Twelve of Nigeria’s senior women’s football team players – Super Falcons – have emerged as the overall best players of the annual Confederation of African Football (CAF) award in the women’s category since 2001.
Checks by The ICIR show that the 12 awards won by four Nigerians in the ‘Best Female African Player of the Year’ category represent 60 per cent of the total 20 winners since its inception 22 years ago.
The annual event did not hold in 2009 and 2013.
The overall best player category is part of the categories of awards the African football governing body shortlists players to contend against each other.
In Nigeria, the Super Falcons players who have won the individual laurels include the maiden award winner, Mercy Akide, in 2001 and Perpetua Nkwocha, who bagged it four times in 2004, 2005, 2010, and 2011.

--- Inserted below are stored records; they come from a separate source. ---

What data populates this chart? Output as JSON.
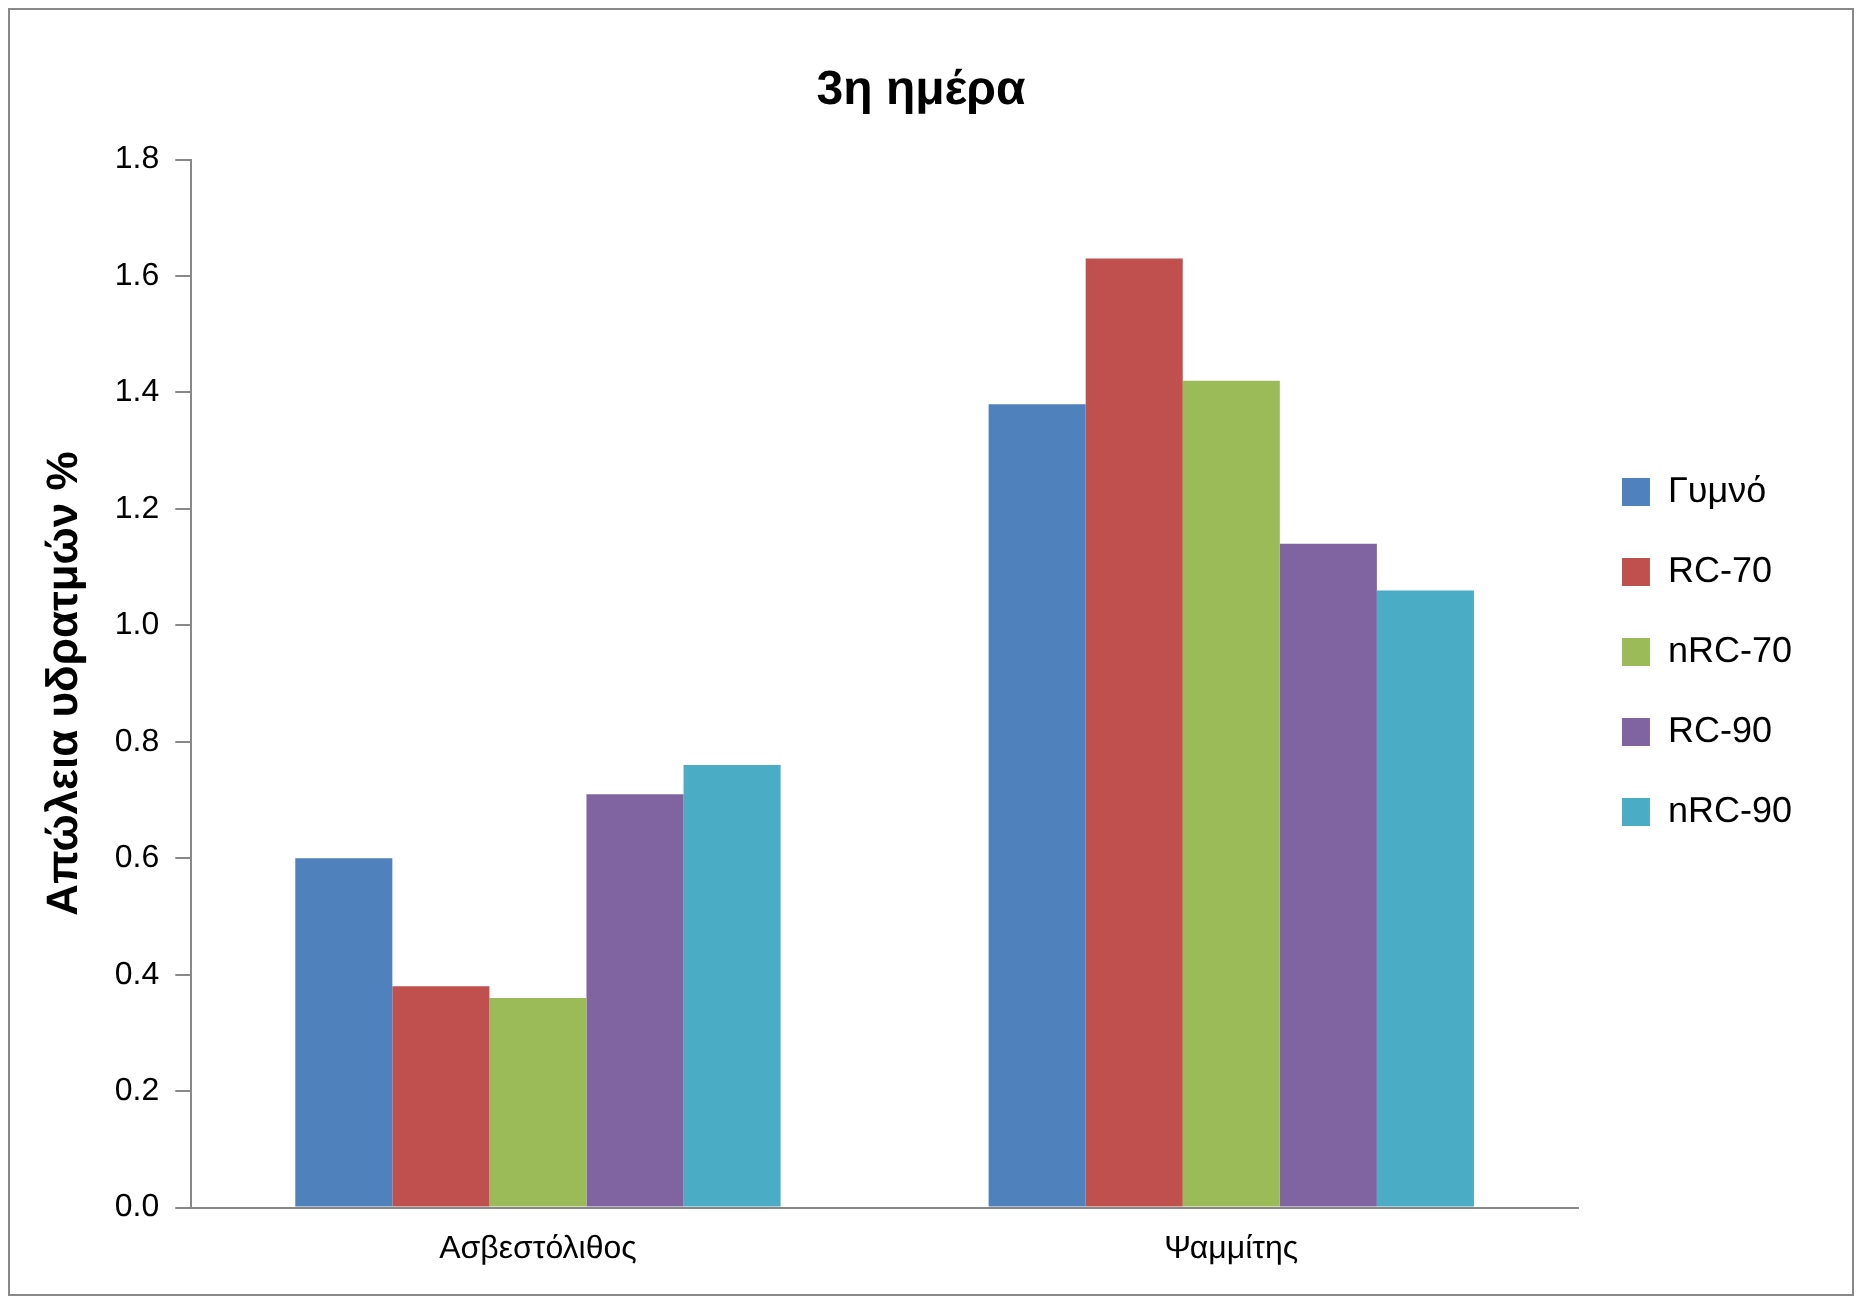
{
  "chart_data": {
    "type": "bar",
    "title": "3η ημέρα",
    "ylabel": "Απώλεια υδρατμών %",
    "categories": [
      "Ασβεστόλιθος",
      "Ψαμμίτης"
    ],
    "series": [
      {
        "name": "Γυμνό",
        "color": "#4f81bd",
        "values": [
          0.6,
          1.38
        ]
      },
      {
        "name": "RC-70",
        "color": "#c0504d",
        "values": [
          0.38,
          1.63
        ]
      },
      {
        "name": "nRC-70",
        "color": "#9bbb59",
        "values": [
          0.36,
          1.42
        ]
      },
      {
        "name": "RC-90",
        "color": "#8064a2",
        "values": [
          0.71,
          1.14
        ]
      },
      {
        "name": "nRC-90",
        "color": "#4bacc6",
        "values": [
          0.76,
          1.06
        ]
      }
    ],
    "ylim": [
      0,
      1.8
    ],
    "yticks": [
      {
        "value": 0,
        "label": "0.0"
      },
      0.2,
      0.4,
      0.6,
      0.8,
      {
        "value": 1,
        "label": "1.0"
      },
      1.2,
      1.4,
      1.6,
      1.8
    ],
    "grid": false,
    "legend": "right"
  }
}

Former Super Falcons player Cynthia Uwak smiled home with the award back to back in 2006 and 2007, while in-form Asisat Oshoala has etched her name as the only player to have won the award five times.
Oshoala’s meteoric rise began in 2014 when she stunned the world during the FIFA U-20 World Cup, ending the tournament as the best player.
Also, in the same year, she was pivotal to the success of the Super Falcons winning the Africa Women’s Championship hosted in Namibia, which earned her first CAF award and also recognition as a Member of the Order of Niger bestowed on her by the former President Goodluck Jonathan.
The following year, in 2015, Cameroonian footballer Gaëlle Deborah Enganamouit clinched the award.
In 2016, 2017, 2019, and 2022, Oshoala bagged the award, hoping to clinch it the sixth time when the ceremony holds on December 11, 2023, at the Palais des Congres Movenpickin, Morocco.
Oshoala, Nnadozie, Waldrum shortlisted for 2023 CAF award
Ahead of this year’s edition, current Africa’s best female player, Oshoala, goalkeeper Chiamaka Nnadozie, and coach, Randy Waldrum, made the final shortlist for the 2023 CAF awards.
Also, Nigerians shortlisted in the Young Player of the Year category include Esther Ajakaye and Deborah Abiodun.
Oshoala will contend with Nnadozie, Barbara Babanda from Zambia, and South Africa’s trio of Andile Dlamini, Hilda Magaia, and Thembi Kgatlana for the Player of the Year Award.
Others in that category include Cameroon’s Ajara Njoya and Morocco’s Anissa Lahmari, Fatima Tagnaout, and Ghizalaine Chebbak.
Super Falcons ‘penalty-saver specialist’ Nnadozie is also listed for the Goalkeeper of the Year Award, in which she would contend with the Moroccan duo of Imane Abdelahad and Khadija Er-Rmichi and South Africa’s Andile Dlamini and Kaylin Swart.
Ajakaye and Abiodun will face Ghana’s Comfort Yeboah, Morocco’s Nesryne El Chad, and South Africa’s Thubelihle Shamase in the Young Player of the Year award.
Coach Waldrum, who took Nigeria to the second round of the New Zealand/Australia 2023 Women’s World Cup, is pitched against Mehdi El Qaichouri (SC Casablanca), Reynald Pedros (Morocco), Desiree Ellis (South Africa) and Jerry Tshabalala (Mamelodi Sundowns) for the Coach of the Year award.
Nigeria is listed in the National Team of the Year Award alongside Morocco, Senegal, South Africa, and Zambia.
The regional football governing body, in a statement on Monday, said the winners of each category would be determined after the votes of a panel comprising members of its technical commission, media professionals from member associations, head coaches, and captains of member associations, including clubs involved in the group stages of interclub competitions.
The awards ceremony will be held on December 11, 2023, at the Palais des Congres Movenpickin, Morocco.